We consider the proposed algorithm as cognition oriented inasmuch as it incorporates several principles of human cognition. First, human hearing is also a two-stage process. The inner ear performs a spectral analysis of a speech section, i.e. different frequencies excite different locations along the basilar membrane and as a result different neurons with characteristic frequencies [MOO 08]. This spectral analysis delivers the fundamental frequency and the harmonics. The brain, however, then checks the information delivered by the neurons, interpolating and correcting it where necessary. Our proposed F0 estimation algorithm performs in a similar way, in that the F0 propagation step proceeds from regions with reliable F0 estimates to those where F0 is not clearly known yet. We observed that F0 is very reliably estimated on high-energy stable intervals, which typically represent vowels. Thus, we always compute F0 for unstable intervals by propagation from high-energy stable intervals to lower energy regions. Second, we have adopted the hypothesis-testing principle of human thinking for generating variants of possible F0 sequences and testing them for the detection of F0 in unstable intervals [KAH 11]. Next, human cognition uses context to decide a situation. For instance, in speech perception humans bear the left and right context of a word in mind if its meaning is ambiguous. In an analogous way, our algorithm looks two or three peaks ahead to find the next valid maximum or minimum peak for a given F0 hypothesis. Special cases in unstable intervals can very rarely be disambiguated by just looking a single peak ahead. Finally, performing the tasks of the F0 estimation algorithm in parallel on different speech segments is also adopted from human cognition. The human brain is able to process a huge number of tasks in parallel.

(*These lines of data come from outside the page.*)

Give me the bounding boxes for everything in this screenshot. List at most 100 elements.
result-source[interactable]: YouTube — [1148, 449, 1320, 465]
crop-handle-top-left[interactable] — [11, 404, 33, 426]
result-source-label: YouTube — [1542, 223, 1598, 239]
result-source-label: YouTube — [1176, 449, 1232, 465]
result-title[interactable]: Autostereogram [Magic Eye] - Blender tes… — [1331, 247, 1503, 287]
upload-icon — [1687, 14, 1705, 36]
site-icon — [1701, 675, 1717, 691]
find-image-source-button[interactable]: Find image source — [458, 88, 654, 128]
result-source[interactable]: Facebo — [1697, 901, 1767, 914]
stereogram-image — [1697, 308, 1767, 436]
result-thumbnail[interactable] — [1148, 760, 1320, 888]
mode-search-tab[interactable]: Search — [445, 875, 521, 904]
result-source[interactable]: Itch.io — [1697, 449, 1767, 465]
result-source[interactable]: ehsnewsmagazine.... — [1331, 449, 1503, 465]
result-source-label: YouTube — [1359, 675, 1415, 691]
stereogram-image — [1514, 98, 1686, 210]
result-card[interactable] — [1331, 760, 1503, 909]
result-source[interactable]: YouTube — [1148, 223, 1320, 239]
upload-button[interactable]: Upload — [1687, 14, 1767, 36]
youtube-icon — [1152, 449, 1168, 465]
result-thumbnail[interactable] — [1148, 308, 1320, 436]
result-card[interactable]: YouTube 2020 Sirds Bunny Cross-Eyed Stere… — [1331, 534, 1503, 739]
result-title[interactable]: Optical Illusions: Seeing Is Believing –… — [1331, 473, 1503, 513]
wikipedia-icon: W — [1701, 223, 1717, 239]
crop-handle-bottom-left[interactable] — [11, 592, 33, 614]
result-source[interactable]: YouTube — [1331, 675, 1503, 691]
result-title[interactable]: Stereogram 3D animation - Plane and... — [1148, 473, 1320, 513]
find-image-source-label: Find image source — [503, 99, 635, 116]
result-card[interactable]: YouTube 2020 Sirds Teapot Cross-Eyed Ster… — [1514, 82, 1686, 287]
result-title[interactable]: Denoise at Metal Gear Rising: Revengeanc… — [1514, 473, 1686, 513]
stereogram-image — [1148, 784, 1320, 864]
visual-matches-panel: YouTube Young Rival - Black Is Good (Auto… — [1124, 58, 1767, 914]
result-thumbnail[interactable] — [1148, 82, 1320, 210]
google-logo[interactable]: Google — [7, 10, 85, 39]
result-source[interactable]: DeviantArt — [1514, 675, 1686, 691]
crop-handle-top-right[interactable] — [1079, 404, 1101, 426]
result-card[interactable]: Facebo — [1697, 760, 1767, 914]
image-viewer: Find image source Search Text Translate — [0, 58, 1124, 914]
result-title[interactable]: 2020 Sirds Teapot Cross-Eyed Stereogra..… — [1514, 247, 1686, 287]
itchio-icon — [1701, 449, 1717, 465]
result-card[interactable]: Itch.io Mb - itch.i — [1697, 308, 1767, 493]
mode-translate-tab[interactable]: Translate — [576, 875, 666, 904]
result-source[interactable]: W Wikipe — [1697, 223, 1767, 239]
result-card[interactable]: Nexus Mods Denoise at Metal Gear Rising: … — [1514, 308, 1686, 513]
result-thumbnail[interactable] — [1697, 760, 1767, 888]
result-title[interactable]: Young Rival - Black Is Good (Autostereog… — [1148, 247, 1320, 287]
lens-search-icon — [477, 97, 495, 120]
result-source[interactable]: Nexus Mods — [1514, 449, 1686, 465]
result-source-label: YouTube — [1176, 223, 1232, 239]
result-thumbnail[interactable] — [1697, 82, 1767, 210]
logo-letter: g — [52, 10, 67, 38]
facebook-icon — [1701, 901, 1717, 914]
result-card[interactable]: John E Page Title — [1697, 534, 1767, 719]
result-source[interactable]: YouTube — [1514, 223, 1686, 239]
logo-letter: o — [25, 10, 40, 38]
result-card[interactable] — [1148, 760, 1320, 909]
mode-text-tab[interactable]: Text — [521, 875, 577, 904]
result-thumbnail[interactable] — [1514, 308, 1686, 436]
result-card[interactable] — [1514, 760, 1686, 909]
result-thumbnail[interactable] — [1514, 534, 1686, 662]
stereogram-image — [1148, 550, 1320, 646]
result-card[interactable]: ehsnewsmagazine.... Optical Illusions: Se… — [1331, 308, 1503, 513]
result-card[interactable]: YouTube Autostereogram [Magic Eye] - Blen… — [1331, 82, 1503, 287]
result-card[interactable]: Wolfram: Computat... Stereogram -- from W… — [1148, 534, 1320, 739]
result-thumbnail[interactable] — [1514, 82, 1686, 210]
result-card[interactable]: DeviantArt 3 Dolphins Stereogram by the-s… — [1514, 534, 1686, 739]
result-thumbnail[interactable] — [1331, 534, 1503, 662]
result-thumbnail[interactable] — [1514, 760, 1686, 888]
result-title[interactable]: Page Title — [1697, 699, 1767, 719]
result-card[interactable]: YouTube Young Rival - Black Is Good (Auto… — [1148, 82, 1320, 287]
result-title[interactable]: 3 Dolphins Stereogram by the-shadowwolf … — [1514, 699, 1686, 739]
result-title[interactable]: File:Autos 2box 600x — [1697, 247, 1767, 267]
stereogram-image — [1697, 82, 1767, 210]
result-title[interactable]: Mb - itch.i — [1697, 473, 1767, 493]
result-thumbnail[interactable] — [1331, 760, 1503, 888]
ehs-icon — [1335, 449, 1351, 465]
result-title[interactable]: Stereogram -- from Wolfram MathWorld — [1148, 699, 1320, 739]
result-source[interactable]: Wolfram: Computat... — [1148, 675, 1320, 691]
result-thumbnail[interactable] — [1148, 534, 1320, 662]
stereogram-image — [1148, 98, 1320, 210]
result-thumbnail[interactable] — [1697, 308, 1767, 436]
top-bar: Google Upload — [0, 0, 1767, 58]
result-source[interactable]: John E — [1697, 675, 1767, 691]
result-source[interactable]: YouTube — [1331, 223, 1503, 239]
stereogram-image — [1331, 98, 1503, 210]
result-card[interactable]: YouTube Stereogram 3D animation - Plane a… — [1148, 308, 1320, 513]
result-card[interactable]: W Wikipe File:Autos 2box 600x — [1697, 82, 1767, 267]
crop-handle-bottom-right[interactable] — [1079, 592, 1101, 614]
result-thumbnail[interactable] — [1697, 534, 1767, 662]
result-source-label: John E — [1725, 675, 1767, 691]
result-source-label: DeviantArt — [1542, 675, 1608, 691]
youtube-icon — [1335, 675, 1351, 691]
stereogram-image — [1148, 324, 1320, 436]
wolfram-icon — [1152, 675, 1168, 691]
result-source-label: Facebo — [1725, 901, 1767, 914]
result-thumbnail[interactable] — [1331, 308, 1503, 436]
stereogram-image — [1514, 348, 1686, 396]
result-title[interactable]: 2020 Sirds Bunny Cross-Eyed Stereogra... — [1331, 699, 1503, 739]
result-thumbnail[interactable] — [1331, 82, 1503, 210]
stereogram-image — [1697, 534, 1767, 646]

The resulting algorithm is very efficient, thoroughly extensible, easy to understand and has been evaluated on a clean speech database. Recognition rates are better than those of a reference method that uses cross-correlation functions and dynamic programming. In addition, our algorithm structures the speech signal in spoken and pause segments, voiced and unvoiced regions, and stable and unstable intervals. This structure may be useful for further speech processing, such as automatic text-to-speech alignment, automatic speech or speaker recognition.